For hygienic applications, FLOWave is ideal, the smooth wall flow-through pipe design means there is no direct contact of any sensor components with the fluid. In addition, as a stainless steel tube, it can be manufactured to the same diameter and surface finish as the rest of the pipeline, meaning that, in terms of hygiene, cleaning and flow conditions, there is no difference to any other piece of straight pipe. 

Reducing costs

This ground-breaking solution for flow measurement uses the combination of density factor and the acoustic transmission factor accurately to determine what fluids are in the system at a particular point – and to minimise the amount of saleable product that is sent to the drain as part of a safety margin. Similarly, if a cleaning process is being used, savings in both time and materials can be made by having a clear indication when the process has been completed.

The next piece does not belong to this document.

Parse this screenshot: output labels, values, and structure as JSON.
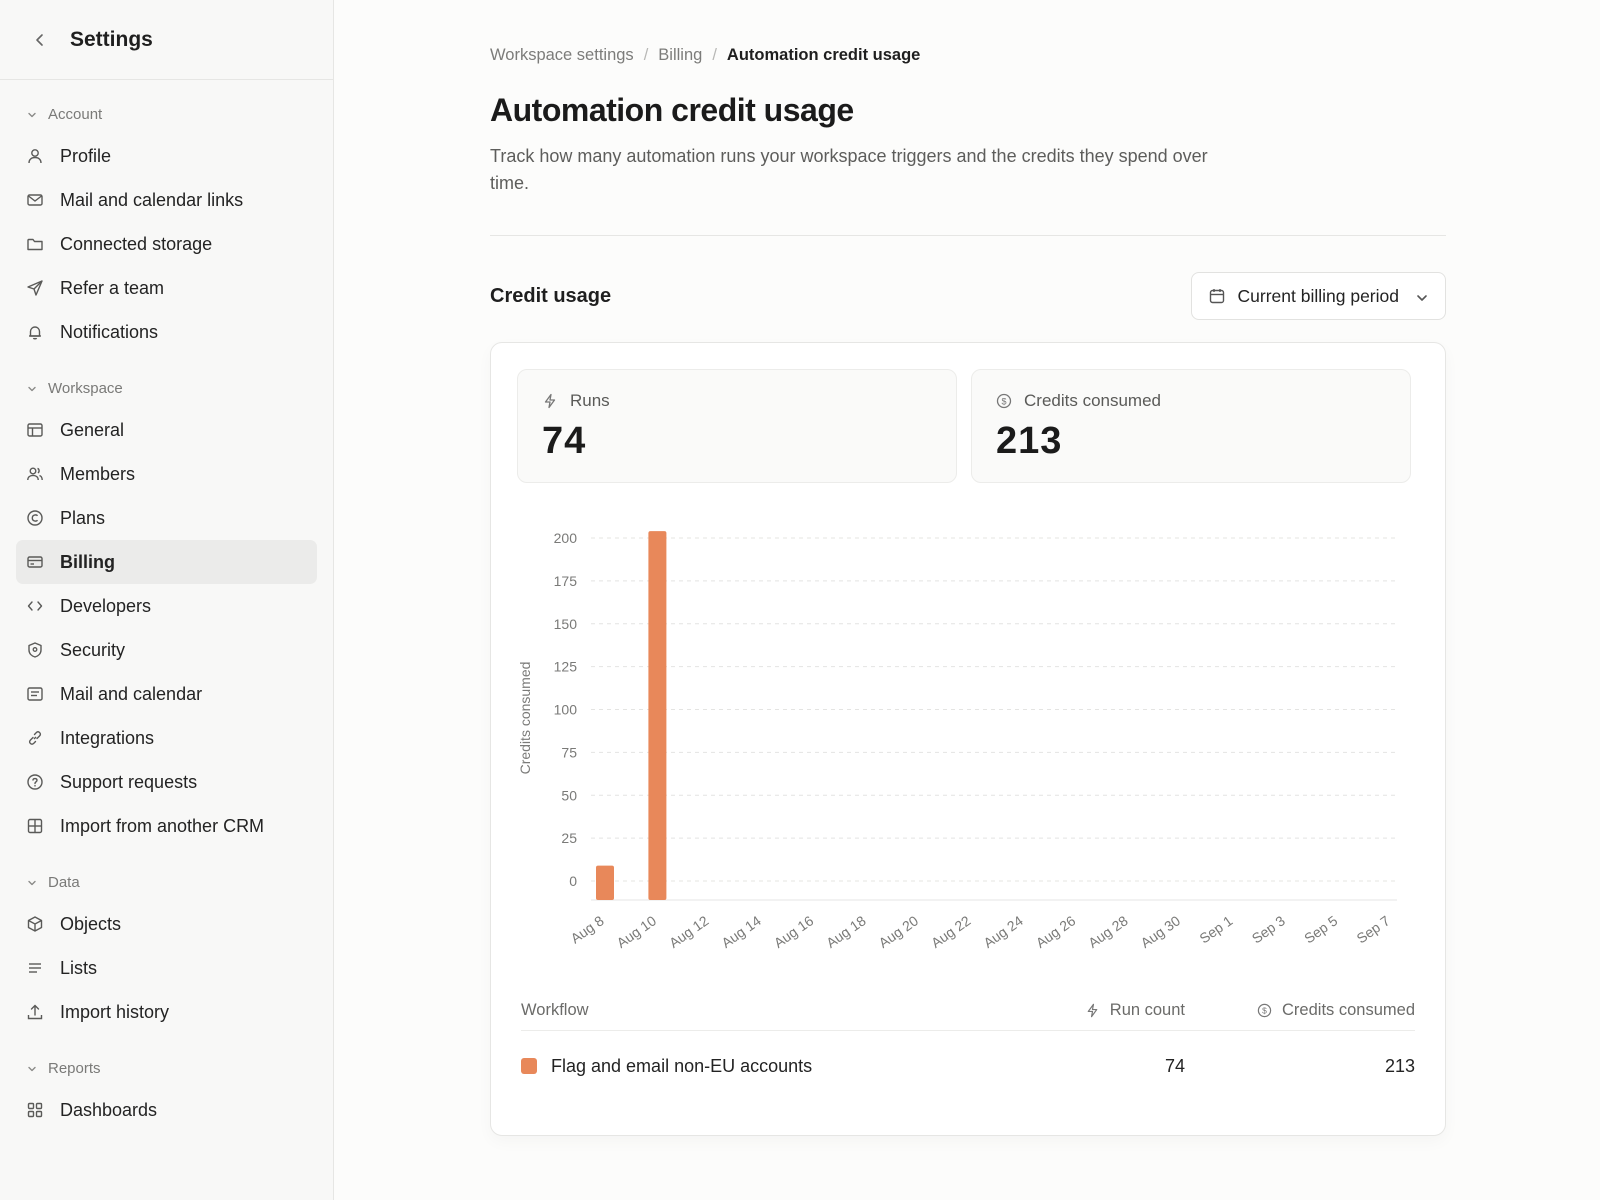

In real-world examples, operators have found that they not only save product that would have otherwise been wasted, but they also save considerable amounts of time. By reducing the total time attributed to a change-over, in some cases up to 50%, the productivity of the process is greatly improved. In addition, the reduction in the number of fluids being sent to the drain also delivers savings in water treatment costs.

Widening applications

During the commissioning process of a FLOWave, the various fluids that will be experienced in the system are calibrated for acoustic transmission factor and density factor. This process can be fine-tuned but, essentially, while a mixture of fluids passes through the FLOWave, the values will be changing. Once it stabilises around the value set for one of the pure fluids, a signal can be sent to change the valve position that directs fluids to drain or to packaging.

In addition, FLOWave can indicate the level of carbonation, in terms of a percentage, or the amount of fruit pulp in a juice, or the cocoa solids content of chocolate for example. In fact, as more manufacturers take advantage of this revolutionary technology, an even wider range of applications becomes apparent.

For the food and beverage sector, the simple, physical design makes FLOWave easy to integrate into an existing installation and its control infrastructure. The ability to offer improved control systems that reduce waste, save time and maintain rigorous hygiene standards are distinct advantages for the industry.